Too late, Chance realized his mistake. He dropped the ashtray to the tabletop and fluttered his han
ds before him like two agitated sparrows.
“I think not, Mr. Filbert,” said the judge as he mounted the steps to his dais and cleared his throat before proceeding to pass his commandments to the jury.
CHAPTER TWO
The jury took shy of five minutes to render its verdict.
And so, with Judge Wahpeton’s final words, and then the mallet-strike echoing in his head and warming his heart, Rollie “Stoneface” Finnegan stood outside, waiting for a fringe topped surrey to pass by. It ferried a fetching woman wearing a long-feathered hat that looked to be more feather than hat, with a veil that didn’t hide the pretty smile he imagined was meant for him. He was tempted to wave her down, strike up a conversation perhaps.
He crossed the street and recalled the reason he was walking west—yes, he could almost smell the heady aromas from Hazel’s Hash House. The eatery was two streets over and one lane back behind the courthouse. His nostrils twitched in anticipation of hot coffee and the singular pleasures of Hazel’s sticky, sweet pecan pie, a slice as wide as it was tall and deeper than the tines of a fork. He’d earned it, after all, helping cinch tight the legal noose on Chance Filbert’s pimpled neck.
The bum’s death wouldn’t bring back the seven-year-old girl or even Kahlil, but it damn sure made Rollie’s day a good one. Then came the pretty lady in the surrey, and he was about to indulge in a slice of heavenly pie and a couple cups of hot coffee before tucking into his next assignment. Yes, the day was turning out to be one of the best Rollie Finnegan had had in years.

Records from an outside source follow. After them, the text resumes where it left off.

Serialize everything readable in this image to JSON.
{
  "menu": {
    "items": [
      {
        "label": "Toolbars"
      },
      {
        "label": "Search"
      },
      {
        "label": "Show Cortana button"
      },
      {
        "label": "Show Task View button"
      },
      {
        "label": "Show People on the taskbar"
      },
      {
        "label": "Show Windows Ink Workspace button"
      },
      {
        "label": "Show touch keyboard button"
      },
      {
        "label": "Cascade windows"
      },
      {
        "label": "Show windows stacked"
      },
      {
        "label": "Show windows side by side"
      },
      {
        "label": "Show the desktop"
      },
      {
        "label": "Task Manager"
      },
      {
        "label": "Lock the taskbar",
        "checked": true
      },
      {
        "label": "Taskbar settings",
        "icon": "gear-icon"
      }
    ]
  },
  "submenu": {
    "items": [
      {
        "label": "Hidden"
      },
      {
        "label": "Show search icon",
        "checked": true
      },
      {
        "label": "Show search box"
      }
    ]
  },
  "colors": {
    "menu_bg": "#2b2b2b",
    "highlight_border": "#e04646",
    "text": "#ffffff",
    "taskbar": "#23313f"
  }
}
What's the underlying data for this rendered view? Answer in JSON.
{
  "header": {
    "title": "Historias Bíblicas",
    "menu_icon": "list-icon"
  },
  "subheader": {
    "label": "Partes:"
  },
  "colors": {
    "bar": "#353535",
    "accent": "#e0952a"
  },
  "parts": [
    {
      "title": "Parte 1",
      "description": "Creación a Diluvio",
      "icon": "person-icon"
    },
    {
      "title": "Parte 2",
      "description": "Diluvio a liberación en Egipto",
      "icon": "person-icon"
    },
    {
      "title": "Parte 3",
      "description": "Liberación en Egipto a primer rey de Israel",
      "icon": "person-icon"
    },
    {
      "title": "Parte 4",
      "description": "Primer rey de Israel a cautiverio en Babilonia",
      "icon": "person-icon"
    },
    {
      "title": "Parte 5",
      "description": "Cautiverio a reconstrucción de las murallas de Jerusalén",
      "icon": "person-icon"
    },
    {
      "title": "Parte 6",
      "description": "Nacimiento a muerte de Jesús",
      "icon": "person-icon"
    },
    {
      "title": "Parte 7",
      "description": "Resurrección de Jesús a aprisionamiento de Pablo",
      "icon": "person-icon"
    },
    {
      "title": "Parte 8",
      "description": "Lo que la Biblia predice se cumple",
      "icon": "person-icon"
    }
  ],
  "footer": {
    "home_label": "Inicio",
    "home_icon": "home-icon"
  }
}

He warbled a low, tuneless whistle as he angled down the alleyway that would cut off an extra block’s worth of walking.
He never heard the quick figure catfoot up behind him, never felt the long, thin blade slide in. It pierced the new wool coat, the satin lining, the wool vest, the crisp white shirt, the undershirt, the pink skin. The blade was out, then in again for a second quick plunge into his back, high up, caroming off a rib and puncturing the left lung, before retreating for a third slide in.